We’re not rich like them, nor did our family know a lot of powerful people in politics. My parents are educators and their parents (my grandparents) were educators, as well. We all know that educators are not moneyed, but it is a decent profession and frankly, it’s quite heroic. A president of a country can’t become who he is pertaining to education if not for his teachers. A doctor, an engineer, a lawyer, a CPA, a banker, an entrepreneur and all the other money-making professionals in this world can’t raise that kind of cash if not for their knowledge. And where did they get that knowledge? Partly, their teachers have helped them. I’m just looking at my mother-in-law with a smile on my face because I know, one day, she will realize my worth.
“Mother, therapy is not just for the mentally unstable. Your grandson has ASD with signs of ADHD. ASD means Autism Spectrum Disorder. ADHD means Attention Deficit Hyperactivity Disorder. These are behavioral issues and not psychological problems. Mikey is not mentally unstable. He has a behavioral concern, specifically his impulse control, his lack of focus, his inattentiveness and most especially, his hyperactivity. As for our family, no – we don’t have any history of psychological or mental challenges. We also don’t have a history of behavioral issues.” I said that with class and a smile.
“Mom, isn’t Uncle Danny bipolar?” And my husband helped me out.
“He is not bipolar!!! He is depressed because his first love dumped him and he wasn’t able to recover.” His mother hastily said.
“Even after 15 years, mom? Seriously?” Replied my husband.
“Yes!” Oh, the old woman was stubborn.
“Mom, I love you – but if you ever belittle my wife again, I won’t show myself and my son to you. Nothing is wrong with Rita’s blood. The problem is with our blood. I just recently discovered that I have ADHD and that’s one of the main possible reasons why little Mikey has it.” My husband revealed to his mother.
“You don’t have ADHD, you’re not crazy darling. It’s just that you were a physical boy. You love sports and you want to be playing all the time. Look where it got you. You’re a professional ballplayer.” She said.

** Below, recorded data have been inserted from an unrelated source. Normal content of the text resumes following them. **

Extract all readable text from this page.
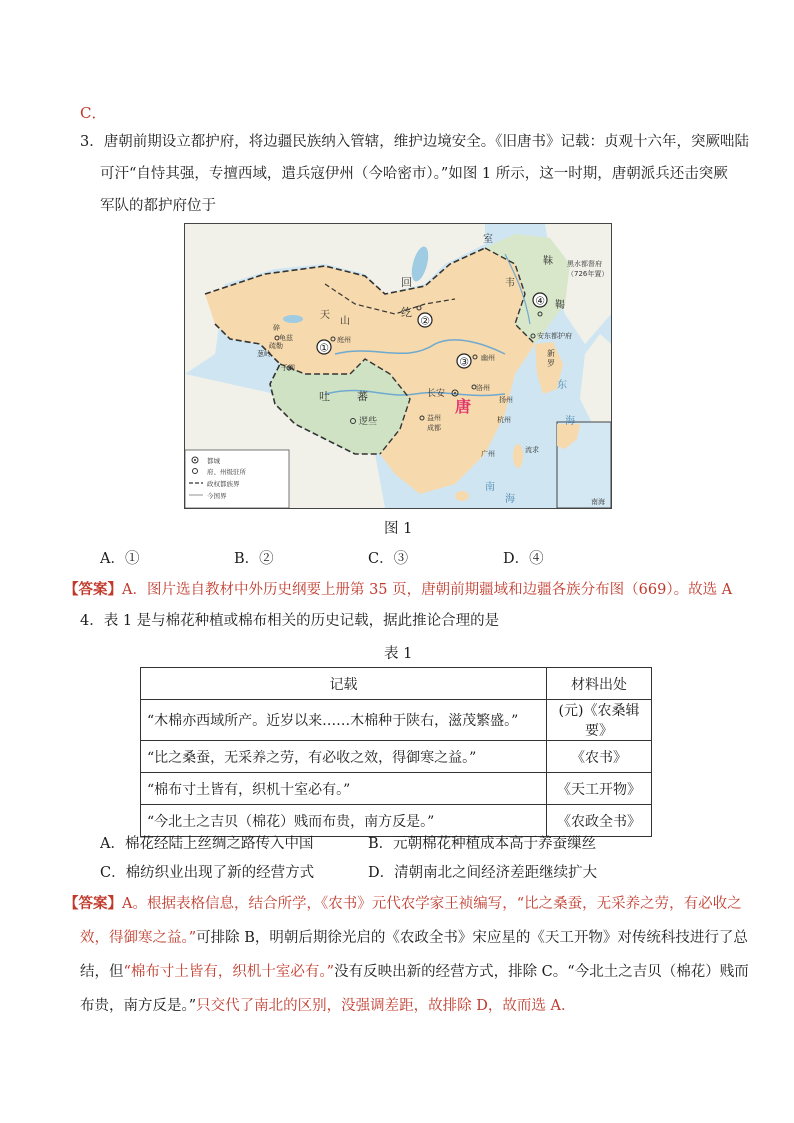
C．
3．唐朝前期设立都护府，将边疆民族纳入管辖，维护边境安全。《旧唐书》记载：贞观十六年，突厥咄陆
可汗“自恃其强，专擅西域，遣兵寇伊州（今哈密市）。”如图 1 所示，这一时期，唐朝派兵还击突厥
军队的都护府位于
南海
都城
府、州级驻所
政权都族界
今国界
室
靺
韦
鞨
黑水都督府
（726年置）
回
纥
天
山
龟兹
碎
疏勒
葱岭
于阗
庭州
幽州
安东都护府
新
罗
长安
洛州
扬州
唐
益州
成都
杭州
广州	流求
吐 蕃
逻些
东
海
南
海
①
②
③
④
图 1
A．①	B．②	C．③	D．④
【答案】A．图片选自教材中外历史纲要上册第 35 页，唐朝前期疆域和边疆各族分布图（669）。故选 A
4．表 1 是与棉花种植或棉布相关的历史记载，据此推论合理的是
表 1
记载	材料出处
“木棉亦西域所产。近岁以来……木棉种于陕右，滋茂繁盛。”	(元)《农桑辑要》
“比之桑蚕，无采养之劳，有必收之效，得御寒之益。”	《农书》
“棉布寸土皆有，织机十室必有。”	《天工开物》
“今北土之吉贝（棉花）贱而布贵，南方反是。”	《农政全书》
A．棉花经陆上丝绸之路传入中国	B．元朝棉花种植成本高于养蚕缫丝
C．棉纺织业出现了新的经营方式	D．清朝南北之间经济差距继续扩大
【答案】A。根据表格信息，结合所学，《农书》元代农学家王祯编写，“比之桑蚕，无采养之劳，有必收之
效，得御寒之益。”可排除 B，明朝后期徐光启的《农政全书》宋应星的《天工开物》对传统科技进行了总
结，但“棉布寸土皆有，织机十室必有。”没有反映出新的经营方式，排除 C。“今北土之吉贝（棉花）贱而
布贵，南方反是。”只交代了南北的区别，没强调差距，故排除 D，故而选 A．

“Exactly, mom. Good thing, I am a professional athlete and my ADHD was put to good use. What if it wasn’t? Rita has supported me all the way and this is not her fault. So, please. She is just telling you that our son has a disorder and that we are pushing through with therapy.” My husband concluded.
“I’m just telling you darling that we don’t have the “crazy” genes.” The old woman replied. I tried to control my chuckle.
“ADHD is not “crazy”, mother. And yes – we have the crazy genes. Look at your brother! There’s drool coming out of his mouth, at times. Enough of this. We’re just here to inform you of Mikey and that’s that.” He stood up and left the room.
“Mother, Michael and I together with little Mikey will be having a family therapy session once a week. Maybe, you’d like to join us so that we can all help out Michael and Mikey with their behavioral issues. The therapist said it can be managed and people can cope with it. It would make all of us happy if you join us.” I told her with a reassuring smile on my face.
“But I’m not crazy.” She said.
I said, “Ok, mom. We have to go. Michael’s honking. I hope you’d change your mind. We’d love to have you there with us, as a family.”
We all left her house and Michael was still very pissed. When we got home, my phone rang and it was mother-in-law calling.
“Rita, I’d like to talk to that therapist and give her a piece of my mind. Michael doesn’t have ADHD and little Mikey don’t have that ADHD too. Hmmmm…. What’s ADHD again?” She said.
“Ok, mom. Thank you. Looking forward to seeing you this Sunday at 2 PM here in our home.” I said. At least, she wanted to join our session. Hoping the therapist can enlighten her so that she’d stop saying that only “crazy” people need therapy. And yes, she needs to learn about ASD and ADHD too. Online therapy can assist with that.
“Some people believe that therapists push their ideas and agendas on their clients. However, a good clinician helps you re-discover or regain your voice, not lose it.” says Amy Pershing, LMSW.